Some discussion of prions is in order. Most of us know prions as the sinister infectious agent in mad-cow-disease and Kuru. Kuru, a truly horrible neurodegenerative disease, came to light among the Fore People of Papua New Guinea and was traced to ritual cannibalism where people ate the brains of their dead. Stanley Prusiner received the Nobel Prize for the discovery. Prions are proteins that are found in all cells where they normally function as everyday epigenetic modifiers of gene expression.
The way proteins work is largely a matter of shape, where 3D structure determines what a protein binds to and how strongly, or the enzymatic reactions it catalyzes. Misfolded proteins, on the other hand, are a big problem and cells usually have ways to neutralize or eliminate them. In the case of prions, they are able to take on multiple shapes, called conformers, that are aggregates of the core protein are very stable, persisting over many cell cycles, and self-propagate which means they act as heritable epigenetic agents. This is not DNA based inheritance, but a completely different kind of molecular memory, one that is capable of recording the history of gene expression and passing down the history along family lines. Two of the experts, James Shorter & Susan Lindquist, put it this way; “Prions transmit lethal neurodegenerative diseases by means of the food chain. However, self-replicating protein conformations can also constitute molecular memories that transmit genetic information.” See their review in Nature.

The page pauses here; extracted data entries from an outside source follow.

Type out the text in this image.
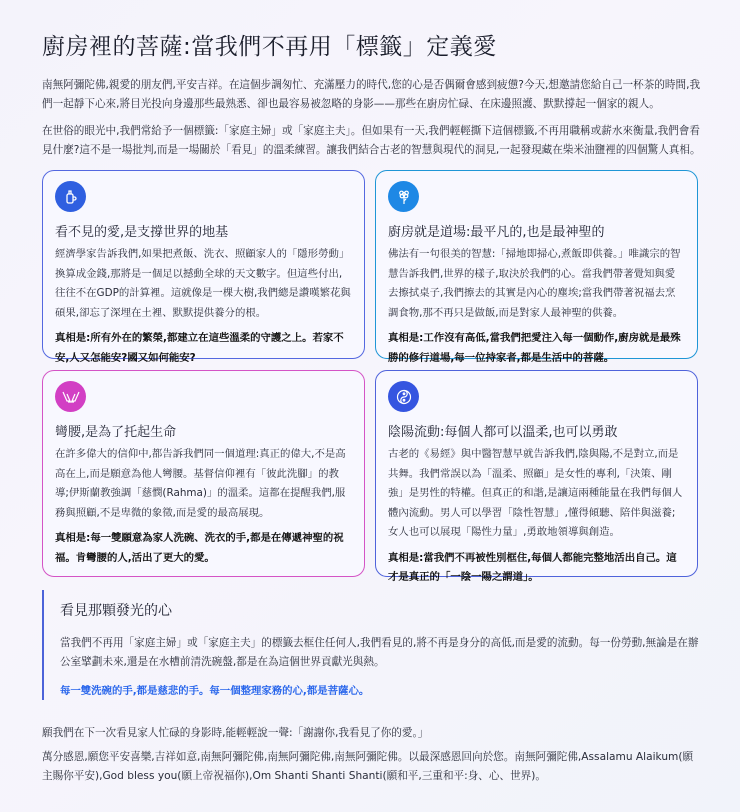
廚房裡的菩薩:當我們不再用「標籤」定義愛

南無阿彌陀佛,親愛的朋友們,平安吉祥。在這個步調匆忙、充滿壓力的時代,您的心是否偶爾會感到疲憊?今天,想邀請您給自己一杯茶的時間,我們一起靜下心來,將目光投向身邊那些最熟悉、卻也最容易被忽略的身影——那些在廚房忙碌、在床邊照護、默默撐起一個家的親人。

在世俗的眼光中,我們常給予一個標籤:「家庭主婦」或「家庭主夫」。但如果有一天,我們輕輕撕下這個標籤,不再用職稱或薪水來衡量,我們會看見什麼?這不是一場批判,而是一場關於「看見」的溫柔練習。讓我們結合古老的智慧與現代的洞見,一起發現藏在柴米油鹽裡的四個驚人真相。

看不見的愛,是支撐世界的地基
經濟學家告訴我們,如果把煮飯、洗衣、照顧家人的「隱形勞動」換算成金錢,那將是一個足以撼動全球的天文數字。但這些付出,往往不在GDP的計算裡。這就像是一棵大樹,我們總是讚嘆繁花與碩果,卻忘了深埋在土裡、默默提供養分的根。
真相是:所有外在的繁榮,都建立在這些溫柔的守護之上。若家不安,人又怎能安?國又如何能安?
廚房就是道場:最平凡的,也是最神聖的
佛法有一句很美的智慧:「掃地即掃心,煮飯即供養。」唯識宗的智慧告訴我們,世界的樣子,取決於我們的心。當我們帶著覺知與愛去擦拭桌子,我們擦去的其實是內心的塵埃;當我們帶著祝福去烹調食物,那不再只是做飯,而是對家人最神聖的供養。
真相是:工作沒有高低,當我們把愛注入每一個動作,廚房就是最殊勝的修行道場,每一位持家者,都是生活中的菩薩。
彎腰,是為了托起生命
在許多偉大的信仰中,都告訴我們同一個道理:真正的偉大,不是高高在上,而是願意為他人彎腰。基督信仰裡有「彼此洗腳」的教導;伊斯蘭教強調「慈憫(Rahma)」的溫柔。這都在提醒我們,服務與照顧,不是卑微的象徵,而是愛的最高展現。
真相是:每一雙願意為家人洗碗、洗衣的手,都是在傳遞神聖的祝福。肯彎腰的人,活出了更大的愛。
陰陽流動:每個人都可以溫柔,也可以勇敢
古老的《易經》與中醫智慧早就告訴我們,陰與陽,不是對立,而是共舞。我們常誤以為「溫柔、照顧」是女性的專利,「決策、剛強」是男性的特權。但真正的和諧,是讓這兩種能量在我們每個人體內流動。男人可以學習「陰性智慧」,懂得傾聽、陪伴與滋養;女人也可以展現「陽性力量」,勇敢地領導與創造。
真相是:當我們不再被性別框住,每個人都能完整地活出自己。這才是真正的「一陰一陽之謂道」。
看見那顆發光的心
當我們不再用「家庭主婦」或「家庭主夫」的標籤去框住任何人,我們看見的,將不再是身分的高低,而是愛的流動。每一份勞動,無論是在辦公室擘劃未來,還是在水槽前清洗碗盤,都是在為這個世界貢獻光與熱。
每一雙洗碗的手,都是慈悲的手。每一個整理家務的心,都是菩薩心。

願我們在下一次看見家人忙碌的身影時,能輕輕說一聲:「謝謝你,我看見了你的愛。」

萬分感恩,願您平安喜樂,吉祥如意,南無阿彌陀佛,南無阿彌陀佛,南無阿彌陀佛。以最深感恩回向於您。南無阿彌陀佛,Assalamu Alaikum(願主賜你平安),God bless you(願上帝祝福你),Om Shanti Shanti Shanti(願和平,三重和平:身、心、世界)。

As single protein molecules, prions bind to regulatory sites on mRNA to regulate gene expression, but as aggregates they can have additional roles. One possible role is to kill the cell. A dying neuron releases the prion aggregates, which are taken up by other cells and the infection spreads, an infection with the power to modify gene expression. This is kuru and mad-cow disease. But, there is a whole other side to the prion story. Prion monomers are functional proteins that play crucial roles in the normal physiology of cells and do not cause disease. But aggregates of prion-like proteins can also have important physiological roles. The role of CPEB3 in long-term memory consolidaton is a prime example.

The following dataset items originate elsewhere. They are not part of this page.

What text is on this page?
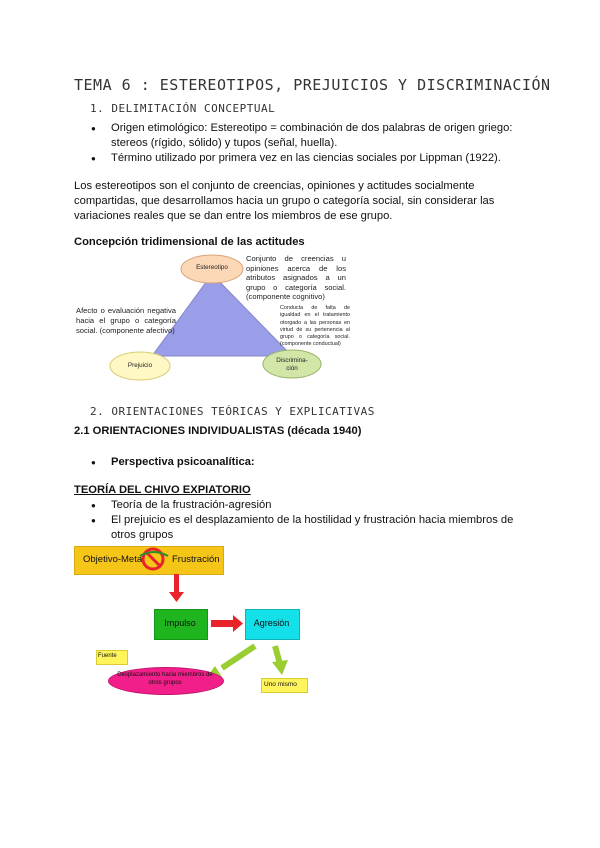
TEMA 6 : ESTEREOTIPOS, PREJUICIOS Y DISCRIMINACIÓN
1. DELIMITACIÓN CONCEPTUAL
● Origen etimológico: Estereotipo = combinación de dos palabras de origen griego: stereos (rígido, sólido) y tupos (señal, huella).
● Término utilizado por primera vez en las ciencias sociales por Lippman (1922).
Los estereotipos son el conjunto de creencias, opiniones y actitudes socialmente compartidas, que desarrollamos hacia un grupo o categoría social, sin considerar las variaciones reales que se dan entre los miembros de ese grupo.
Concepción tridimensional de las actitudes
Estereotipo
Prejuicio
Discrimina-ción
Conjunto de creencias u opiniones acerca de los atributos asignados a un grupo o categoría social. (componente cognitivo)
Afecto o evaluación negativa hacia el grupo o categoría social. (componente afectivo)
Conducta de falta de igualdad en el tratamiento otorgado a las personas en virtud de su pertenencia al grupo o categoría social. (componente conductual)
2. ORIENTACIONES TEÓRICAS Y EXPLICATIVAS
2.1 ORIENTACIONES INDIVIDUALISTAS (década 1940)
● Perspectiva psicoanalítica:
TEORÍA DEL CHIVO EXPIATORIO
● Teoría de la frustración-agresión
● El prejuicio es el desplazamiento de la hostilidad y frustración hacia miembros de otros grupos
Objetivo-Meta	Frustración
Impulso	Agresión
Fuente
Desplazamiento hacia miembros de otros grupos	Uno mismo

CPEB3 functions as both a sensor and a switch at synapses
Synaptic transmission causes a localized burst of CPEB production at specific synapses in response to neurotransmitter cues. The increase induces CPEB prion conformers to form that function as RNA-binding proteins that bind short 3’RNA motifs termed cytoplasmic polyadenylation elements (CPEs). Once formed, aggregated prions trigger the translation of otherwise dormant mRNAs that are essential for strengthening the stimulated synapse. These include structural proteins including N-actin and regulatory proteins involved in axon guidance and synaptic plasticity. Active CPEB conformers are self-perpetuating and persist without any further extraneous signals which means that the prion switch is much less easily reversed than more traditional molecular memories that require continuous kinase and/or phosphatase enzymatic activity.

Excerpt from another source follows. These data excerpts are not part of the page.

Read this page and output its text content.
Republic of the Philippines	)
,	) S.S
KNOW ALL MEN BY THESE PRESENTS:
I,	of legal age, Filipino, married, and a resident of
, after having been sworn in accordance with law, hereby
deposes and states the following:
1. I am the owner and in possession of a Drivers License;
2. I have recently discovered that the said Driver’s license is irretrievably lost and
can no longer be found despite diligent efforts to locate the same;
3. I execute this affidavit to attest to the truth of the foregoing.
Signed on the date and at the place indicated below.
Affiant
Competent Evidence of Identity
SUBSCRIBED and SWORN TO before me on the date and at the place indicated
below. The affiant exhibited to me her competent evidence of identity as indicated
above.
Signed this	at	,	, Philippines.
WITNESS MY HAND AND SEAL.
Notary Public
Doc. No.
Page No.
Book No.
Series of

As Kandel puts it, as long as these aggregates are present, long-term memories persist. Prion aggregates renew themselves by continually recruiting newly made soluble prions into the aggregates. “This ongoing maintenance is crucial. It’s how you remember, for example, your first love for the rest of your life.” The work by the Kandel’s group continues, motivated by the thought that CPEB prions might be responsible the engram (the memory trace) in neuronal tissues. Memory and recall are, of course, complex processes that undoubtedly involve a host of interacting molecular events. The prion-like proteins are opening an exciting new window into the process.